Tag & Nacht




In der Bretagne, wo das Meer nicht nur Sehnsuchtsort, sondern auch bedrohlicher Gegner ist, zeigt sich der Klimawandel von seiner erbarmungslosesten Seite. Die Gemeinde Treffiagat im Finistère steht derzeit vor einer drastischen Entscheidung: Sie lässt sieben Häuser abreißen – weil das Meer sie sich sonst holt.

Ein Ort am Rand – wortwörtlich

Treffiagat liegt idyllisch im südlichen Pays Bigouden. Doch Idylle allein schützt nicht vor Naturgewalten. Die Gemeinde ist mittlerweile als „rote Zone“ klassifiziert – das bedeutet: höchste Gefährdung durch Meeresüberschwemmungen. Und das ist keine abstrakte Gefahrenlage, sondern bitterer Alltag. Die Stürme Ciaran im November 2023 und Herminia im Januar 2024 haben brutal deutlich gemacht, wie wenig Land noch zwischen der Küste und dem Atlantik übrig ist.

Was einmal ein Wohngebiet war, grenzt heute fast direkt ans Wasser. Die Fundamente bröckeln, die Dünen geben nach – und mit ihnen die Vorstellung, dass man der Natur dauerhaft etwas entreißen kann.

Wenn die Entscheidung keine ist

Was tun, wenn Häuser nicht mehr sicher sind, obwohl Menschen noch darin wohnen? Die Kommune entschied sich, die betroffenen Immobilien aufzukaufen und abzureißen. Ein Schritt, der nicht leichtfällt – aber überfällig ist. Stéphane Le Doaré, Präsident der lokalen Gebietskörperschaft, bringt es auf den Punkt: „Das Meer ist stärker als wir.“

Ein nüchterner Satz, der gleichzeitig alles sagt. Es geht nicht mehr darum, mit Schutzmauern und Sandaufschüttungen zu retten, was längst verloren ist. Es geht darum, Leben zu schützen, nicht Gebäude.

Kein Einzelfall, sondern Vorbote

Treffiagat steht sinnbildlich für das, was in vielen französischen Küstenregionen droht – oder bereits Realität ist. Das Zentrum für Umweltstudien CEREMA warnt: Bis zum Jahr 2100 könnten durch Küstenerosion in Frankreich mehr als 500.000 Hektar Land betroffen sein. In diesen Gebieten leben heute rund 450.000 Menschen.

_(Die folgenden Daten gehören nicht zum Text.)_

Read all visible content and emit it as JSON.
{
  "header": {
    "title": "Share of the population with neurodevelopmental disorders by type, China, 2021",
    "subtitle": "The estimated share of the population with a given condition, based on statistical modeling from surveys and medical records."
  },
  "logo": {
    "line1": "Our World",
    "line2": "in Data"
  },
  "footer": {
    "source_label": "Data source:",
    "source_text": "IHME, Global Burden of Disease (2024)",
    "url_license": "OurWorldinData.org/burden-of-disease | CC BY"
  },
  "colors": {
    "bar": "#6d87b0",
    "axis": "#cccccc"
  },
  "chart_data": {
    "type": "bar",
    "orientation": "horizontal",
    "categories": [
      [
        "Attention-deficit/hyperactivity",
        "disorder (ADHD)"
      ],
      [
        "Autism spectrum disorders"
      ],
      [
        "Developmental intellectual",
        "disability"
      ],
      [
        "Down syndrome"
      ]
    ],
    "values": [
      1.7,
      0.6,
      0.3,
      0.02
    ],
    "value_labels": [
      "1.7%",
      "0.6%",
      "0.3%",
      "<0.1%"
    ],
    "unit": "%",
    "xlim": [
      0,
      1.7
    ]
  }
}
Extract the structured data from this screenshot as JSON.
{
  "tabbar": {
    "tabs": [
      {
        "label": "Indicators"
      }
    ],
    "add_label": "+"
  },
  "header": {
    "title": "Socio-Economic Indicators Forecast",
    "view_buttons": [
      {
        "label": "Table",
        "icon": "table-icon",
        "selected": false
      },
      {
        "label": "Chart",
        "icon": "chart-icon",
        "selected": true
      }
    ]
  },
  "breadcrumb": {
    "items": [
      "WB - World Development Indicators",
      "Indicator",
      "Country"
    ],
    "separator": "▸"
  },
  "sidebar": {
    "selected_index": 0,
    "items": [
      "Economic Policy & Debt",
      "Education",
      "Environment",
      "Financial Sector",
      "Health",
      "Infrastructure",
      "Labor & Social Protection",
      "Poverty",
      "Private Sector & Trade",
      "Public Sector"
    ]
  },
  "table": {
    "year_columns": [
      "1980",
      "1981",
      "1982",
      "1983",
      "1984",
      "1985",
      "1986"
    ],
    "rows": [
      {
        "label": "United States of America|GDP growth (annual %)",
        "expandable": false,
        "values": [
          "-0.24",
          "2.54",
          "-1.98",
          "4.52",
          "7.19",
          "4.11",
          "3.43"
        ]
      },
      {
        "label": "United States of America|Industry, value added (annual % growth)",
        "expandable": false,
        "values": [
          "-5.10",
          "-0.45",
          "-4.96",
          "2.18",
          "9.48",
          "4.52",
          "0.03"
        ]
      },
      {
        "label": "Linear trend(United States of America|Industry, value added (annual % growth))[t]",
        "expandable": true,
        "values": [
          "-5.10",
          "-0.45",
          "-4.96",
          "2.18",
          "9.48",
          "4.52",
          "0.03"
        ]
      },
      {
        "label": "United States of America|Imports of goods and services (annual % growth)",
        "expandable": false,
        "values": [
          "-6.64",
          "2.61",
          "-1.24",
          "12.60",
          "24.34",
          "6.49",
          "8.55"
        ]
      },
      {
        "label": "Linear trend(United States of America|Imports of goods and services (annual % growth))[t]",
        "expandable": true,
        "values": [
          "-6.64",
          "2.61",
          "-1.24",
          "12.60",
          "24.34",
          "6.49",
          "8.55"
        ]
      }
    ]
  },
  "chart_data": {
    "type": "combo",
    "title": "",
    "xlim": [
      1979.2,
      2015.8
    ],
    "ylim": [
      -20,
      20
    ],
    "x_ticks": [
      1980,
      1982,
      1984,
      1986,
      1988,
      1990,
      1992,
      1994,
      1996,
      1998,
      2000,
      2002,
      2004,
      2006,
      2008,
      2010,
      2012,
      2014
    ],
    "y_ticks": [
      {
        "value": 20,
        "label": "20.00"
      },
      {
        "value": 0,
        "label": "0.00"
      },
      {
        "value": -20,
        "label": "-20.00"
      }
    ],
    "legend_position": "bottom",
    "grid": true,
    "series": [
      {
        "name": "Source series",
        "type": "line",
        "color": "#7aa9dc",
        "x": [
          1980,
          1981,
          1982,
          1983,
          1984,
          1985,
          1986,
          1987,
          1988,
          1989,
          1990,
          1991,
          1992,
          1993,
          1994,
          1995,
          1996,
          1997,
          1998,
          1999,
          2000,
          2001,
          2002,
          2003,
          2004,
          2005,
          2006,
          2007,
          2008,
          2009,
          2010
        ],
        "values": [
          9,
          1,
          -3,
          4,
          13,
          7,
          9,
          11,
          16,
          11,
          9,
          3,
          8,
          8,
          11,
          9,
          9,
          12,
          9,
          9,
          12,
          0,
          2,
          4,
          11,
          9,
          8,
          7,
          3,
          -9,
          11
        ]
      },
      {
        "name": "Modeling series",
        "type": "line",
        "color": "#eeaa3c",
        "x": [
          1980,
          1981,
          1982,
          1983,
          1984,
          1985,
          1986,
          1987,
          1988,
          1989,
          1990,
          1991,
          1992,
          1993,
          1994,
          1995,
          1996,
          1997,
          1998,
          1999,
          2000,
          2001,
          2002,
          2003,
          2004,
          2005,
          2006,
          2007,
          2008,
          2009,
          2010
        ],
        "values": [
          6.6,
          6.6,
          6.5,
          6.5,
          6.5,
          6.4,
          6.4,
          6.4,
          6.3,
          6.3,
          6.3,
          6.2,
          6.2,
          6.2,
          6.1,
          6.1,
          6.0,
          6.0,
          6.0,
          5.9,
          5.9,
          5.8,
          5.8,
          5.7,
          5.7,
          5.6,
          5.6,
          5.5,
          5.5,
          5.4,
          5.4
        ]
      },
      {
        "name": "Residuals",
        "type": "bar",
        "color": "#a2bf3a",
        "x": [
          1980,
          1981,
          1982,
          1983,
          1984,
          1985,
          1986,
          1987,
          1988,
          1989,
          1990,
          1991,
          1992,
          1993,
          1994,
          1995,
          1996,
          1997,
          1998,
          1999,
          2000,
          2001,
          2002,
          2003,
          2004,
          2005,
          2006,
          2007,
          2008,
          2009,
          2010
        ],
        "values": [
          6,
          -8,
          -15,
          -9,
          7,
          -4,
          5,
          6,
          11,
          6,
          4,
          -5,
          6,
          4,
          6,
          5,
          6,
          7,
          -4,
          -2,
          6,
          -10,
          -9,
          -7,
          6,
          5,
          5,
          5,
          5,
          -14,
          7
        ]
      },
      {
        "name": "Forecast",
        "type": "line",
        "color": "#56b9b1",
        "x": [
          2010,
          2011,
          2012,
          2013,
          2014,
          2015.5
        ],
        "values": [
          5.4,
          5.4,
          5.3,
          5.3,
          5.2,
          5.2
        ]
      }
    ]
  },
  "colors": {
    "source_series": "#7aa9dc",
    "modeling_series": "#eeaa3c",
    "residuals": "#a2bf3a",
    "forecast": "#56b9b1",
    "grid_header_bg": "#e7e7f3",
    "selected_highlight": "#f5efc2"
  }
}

Vor allem Korsika, das Departement Var und die Pyrenäen-Atlantiques sind stark gefährdet. Dort verschwinden Strände, ganze Dünenlandschaften und Häuserreihen. Manchmal sieht man das Fortschreiten mit bloßem Auge – von Jahr zu Jahr.

Wohin mit der Hoffnung?

Natürlich stellt sich die Frage: Kann man sich anpassen? Oder muss man irgendwann kapitulieren? Einfache Antworten gibt es nicht. Klar ist nur: Ohne ein Umdenken in der Raumplanung, ohne mutige Investitionen in nachhaltige Bauweisen und ohne breite Aufklärung wird die Zahl der verlorenen Häuser – und Schicksale – steigen.

Treffiagat zeigt, wie entscheidend es ist, lokal und früh zu handeln. Was hier geschieht, sollte andernorts Warnung genug sein. Denn das Wasser wartet nicht auf politische Prozesse oder lange Gutachten – es kommt einfach.

Und jetzt?

Für die Menschen in Treffiagat ist der Verlust real. Ihre Häuser, ihre Erinnerungen, ihre Lebensgeschichten verschwinden. Was bleibt, ist die Erkenntnis, dass Naturgewalten keine Rücksicht auf Besitz nehmen.

Aber vielleicht auch: ein neuer Anfang. Ein Weg, das Zusammenleben mit der Natur neu zu denken – nicht gegen, sondern mit ihr.

Denn am Ende fragt man sich: Wenn das Meer einmal das Land zurückgewinnt – was bleibt uns dann?